Saya tidak bisa menolak anak yang baik jadi saya mengangguk dan bertukar nomor dengannya. Pikiranku murni. 

"Ngomong-ngomong, apakah kamu kenal orang itu? Dia sudah melihat ke arah sini." Dia tiba-tiba bertanya setelah menyimpan nomor saya. Saya pikir dia sedang berbicara tentang 'kawan' saya sehingga bahkan tanpa melihat cara dia menunjuk, saya menceritakan kepadanya kisah yang menentukan. 

"Tidak, bukan dia. Aku beberapa orang jauhnya darimu ketika itu terjadi jadi aku tahu wajahnya. Aku bertanya tentang lelaki di sudut itu." 

Memalingkan kepalaku, aku melihat ke sudut dan bertemu dengan tatapan pria itu. Dia segera berbalik lalu secara kebetulan mendapat telepon dan kemudian dia keluar dari pandangan saya. Itu adalah Loner si penguntit. Saya tidak tahu apa kesepakatannya tetapi dia bertindak menyeramkan. Apakah Liam memintanya memata-matai saya? 

"Panggil polisi untukku. Aku pikir dia penguntitku." Saya memberi isyarat. 

Aster terkejut ketika suaranya terdengar lebih tinggi, "Benarkah ?!" 

Aku menoleh untuk melihat wajahnya dan melihat bahwa dia pikir aku serius, bibirku melengkung, "Tidak, jangan pedulikan dia, dia penjaga yang dikirim oleh orang tuaku." Saya memberi tahu Aster. "Ngomong-ngomong, kamu mengatakan bahwa kamu hanya berjarak beberapa kaki dariku waktu itu jadi mengapa kamu tidak pergi dan memberiku id saya saat itu?" Aku menatapnya curiga. Jika dia memberi saya id saya maka apakah saya harus mempermalukan diri sendiri seperti itu? Tidak.
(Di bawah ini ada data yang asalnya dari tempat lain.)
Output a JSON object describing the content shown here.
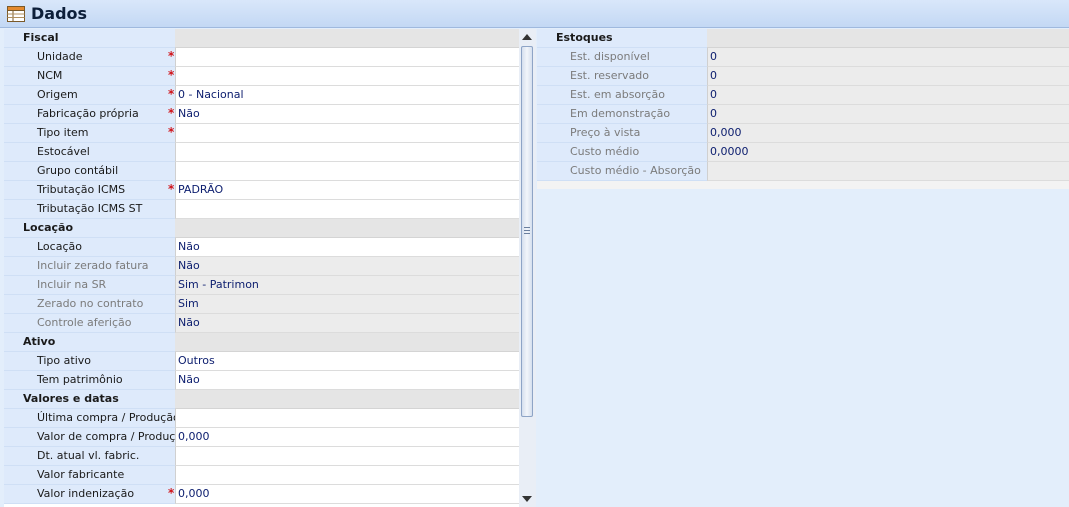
{
  "window": {
    "title": "Dados",
    "icon": "table-icon"
  },
  "left_panel": {
    "groups": [
      {
        "name": "Fiscal",
        "rows": [
          {
            "label": "Unidade",
            "value": "",
            "required": true,
            "disabled": false
          },
          {
            "label": "NCM",
            "value": "",
            "required": true,
            "disabled": false
          },
          {
            "label": "Origem",
            "value": "0 - Nacional",
            "required": true,
            "disabled": false
          },
          {
            "label": "Fabricação própria",
            "value": "Não",
            "required": true,
            "disabled": false
          },
          {
            "label": "Tipo item",
            "value": "",
            "required": true,
            "disabled": false
          },
          {
            "label": "Estocável",
            "value": "",
            "required": false,
            "disabled": false
          },
          {
            "label": "Grupo contábil",
            "value": "",
            "required": false,
            "disabled": false
          },
          {
            "label": "Tributação ICMS",
            "value": "PADRÃO",
            "required": true,
            "disabled": false
          },
          {
            "label": "Tributação ICMS ST",
            "value": "",
            "required": false,
            "disabled": false
          }
        ]
      },
      {
        "name": "Locação",
        "rows": [
          {
            "label": "Locação",
            "value": "Não",
            "required": false,
            "disabled": false
          },
          {
            "label": "Incluir zerado fatura",
            "value": "Não",
            "required": false,
            "disabled": true
          },
          {
            "label": "Incluir na SR",
            "value": "Sim - Patrimon",
            "required": false,
            "disabled": true
          },
          {
            "label": "Zerado no contrato",
            "value": "Sim",
            "required": false,
            "disabled": true
          },
          {
            "label": "Controle aferição",
            "value": "Não",
            "required": false,
            "disabled": true
          }
        ]
      },
      {
        "name": "Ativo",
        "rows": [
          {
            "label": "Tipo ativo",
            "value": "Outros",
            "required": false,
            "disabled": false
          },
          {
            "label": "Tem patrimônio",
            "value": "Não",
            "required": false,
            "disabled": false
          }
        ]
      },
      {
        "name": "Valores e datas",
        "rows": [
          {
            "label": "Última compra / Produção",
            "value": "",
            "required": false,
            "disabled": false
          },
          {
            "label": "Valor de compra / Produção",
            "value": "0,000",
            "required": false,
            "disabled": false
          },
          {
            "label": "Dt. atual vl. fabric.",
            "value": "",
            "required": false,
            "disabled": false
          },
          {
            "label": "Valor fabricante",
            "value": "",
            "required": false,
            "disabled": false
          },
          {
            "label": "Valor indenização",
            "value": "0,000",
            "required": true,
            "disabled": false
          }
        ]
      }
    ],
    "required_mark": "*"
  },
  "right_panel": {
    "groups": [
      {
        "name": "Estoques",
        "rows": [
          {
            "label": "Est. disponível",
            "value": "0"
          },
          {
            "label": "Est. reservado",
            "value": "0"
          },
          {
            "label": "Est. em absorção",
            "value": "0"
          },
          {
            "label": "Em demonstração",
            "value": "0"
          },
          {
            "label": "Preço à vista",
            "value": "0,000"
          },
          {
            "label": "Custo médio",
            "value": "0,0000"
          },
          {
            "label": "Custo médio - Absorção",
            "value": ""
          }
        ]
      }
    ]
  },
  "colors": {
    "required": "#d0141a",
    "value_text": "#0f2070",
    "label_bg": "#deeafb"
  }
}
Aku akan memasuki pintu dengan lancar dan bersenang-senang sekarang. 

Dia mengalihkan pandangannya sambil terus menyentuh hidungnya. "Maaf, kamu dan lelaki lain itu menghibur untuk menonton bahwa aku lupa aku punya milikmu bersamaku." 
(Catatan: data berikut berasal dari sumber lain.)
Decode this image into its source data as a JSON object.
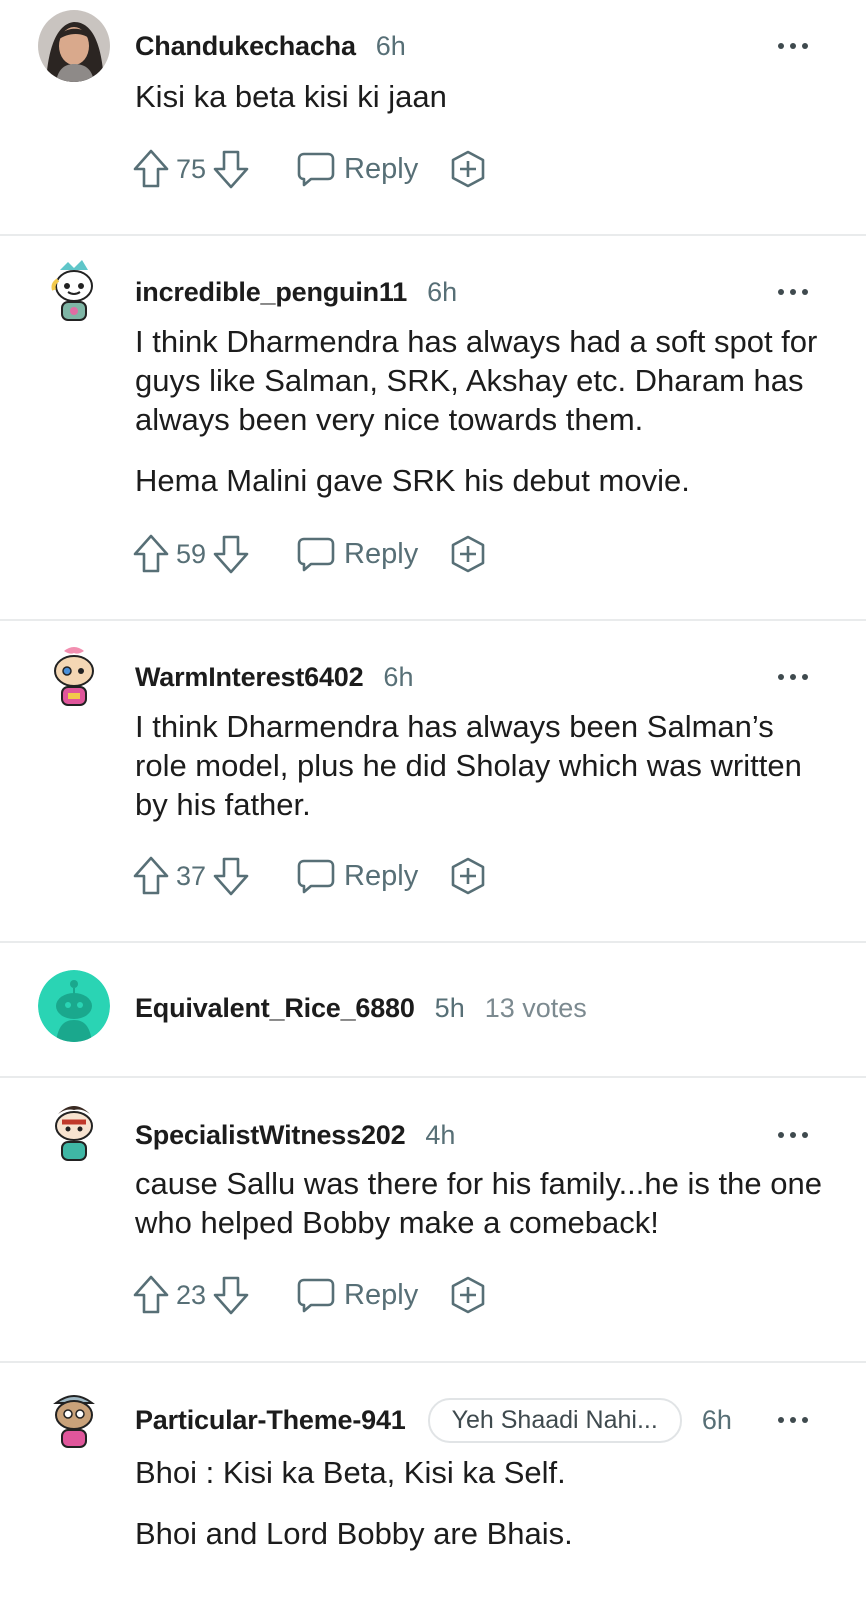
{
  "ui": {
    "reply_label": "Reply"
  },
  "comments": [
    {
      "username": "Chandukechacha",
      "time": "6h",
      "paragraphs": [
        "Kisi ka beta kisi ki jaan"
      ],
      "score": "75",
      "avatar": "profile-photo"
    },
    {
      "username": "incredible_penguin11",
      "time": "6h",
      "paragraphs": [
        "I think Dharmendra has always had a soft spot for guys like Salman, SRK, Akshay etc. Dharam has always been very nice towards them.",
        "Hema Malini gave SRK his debut movie."
      ],
      "score": "59",
      "avatar": "snoo-avatar"
    },
    {
      "username": "WarmInterest6402",
      "time": "6h",
      "paragraphs": [
        "I think Dharmendra has always been Salman’s role model, plus he did Sholay which was written by his father."
      ],
      "score": "37",
      "avatar": "snoo-avatar"
    },
    {
      "username": "Equivalent_Rice_6880",
      "time": "5h",
      "votes": "13 votes",
      "collapsed": true,
      "avatar": "default-snoo-avatar"
    },
    {
      "username": "SpecialistWitness202",
      "time": "4h",
      "paragraphs": [
        "cause Sallu was there for his family...he is the one who helped Bobby make a comeback!"
      ],
      "score": "23",
      "avatar": "snoo-avatar"
    },
    {
      "username": "Particular-Theme-941",
      "flair": "Yeh Shaadi Nahi...",
      "time": "6h",
      "paragraphs": [
        "Bhoi : Kisi ka Beta, Kisi ka Self.",
        "Bhoi and Lord Bobby are Bhais."
      ],
      "avatar": "snoo-avatar"
    }
  ],
  "colors": {
    "text": "#1c1c1c",
    "meta": "#576f76",
    "divider": "#e9ebec",
    "default_avatar_bg": "#2ad4b4"
  }
}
Saya memiliki keinginan untuk memukulnya saat itu juga kata-kata itu keluar dari mulutnya. Saya dengan cepat mengendalikan emosi saya sehingga saya tidak bisa secara tidak sengaja memukulnya.Dia perlu hidup dan berkembang menjadi pria muda yang baik. 

"Apakah kamu sudah kenyang? Apakah aku cukup menghibur?" Saya bertanya. 
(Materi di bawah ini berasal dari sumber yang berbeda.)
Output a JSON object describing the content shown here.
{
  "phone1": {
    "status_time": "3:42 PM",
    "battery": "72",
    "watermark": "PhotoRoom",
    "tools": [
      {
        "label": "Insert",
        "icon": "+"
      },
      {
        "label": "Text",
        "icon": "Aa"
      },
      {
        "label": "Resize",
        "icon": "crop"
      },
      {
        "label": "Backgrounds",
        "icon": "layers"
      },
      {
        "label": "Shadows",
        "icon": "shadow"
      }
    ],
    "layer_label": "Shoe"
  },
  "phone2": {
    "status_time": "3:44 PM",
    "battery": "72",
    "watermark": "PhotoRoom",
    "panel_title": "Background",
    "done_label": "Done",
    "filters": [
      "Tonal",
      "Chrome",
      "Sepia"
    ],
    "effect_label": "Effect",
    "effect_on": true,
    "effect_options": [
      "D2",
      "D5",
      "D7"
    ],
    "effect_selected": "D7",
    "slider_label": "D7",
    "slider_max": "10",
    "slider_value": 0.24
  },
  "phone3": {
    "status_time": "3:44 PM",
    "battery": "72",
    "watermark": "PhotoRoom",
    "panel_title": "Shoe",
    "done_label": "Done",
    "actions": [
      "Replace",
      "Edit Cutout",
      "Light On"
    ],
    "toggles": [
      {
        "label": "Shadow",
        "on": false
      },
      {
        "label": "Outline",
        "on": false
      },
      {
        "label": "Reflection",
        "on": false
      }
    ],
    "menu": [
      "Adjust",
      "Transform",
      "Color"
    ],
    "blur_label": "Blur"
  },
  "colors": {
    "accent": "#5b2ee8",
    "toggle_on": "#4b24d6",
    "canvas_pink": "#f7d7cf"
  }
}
"Tidak sama dengan pria itu, dia benar-benar seorang selebritas, meskipun dia kebanyakan adalah karakter minor sehingga tidak banyak orang mengenalnya," jelasnya. 

"Tapi kamu sudah tahu?"

"Tentu saja! Dia adalah kerabat dengan Mimosa, bintang yang sedang naik daun. Aku akan menunjukkan fotonya kepadamu. Tunggu." Katanya sambil meramban teleponnya. Dia menunjukkan gambar seorang wanita muda dengan kulit seputih salju, bibir ceri melengkung dalam senyum memikat saat dia melihat ke kamera. Dia sangat cantik, saya teringat Lily.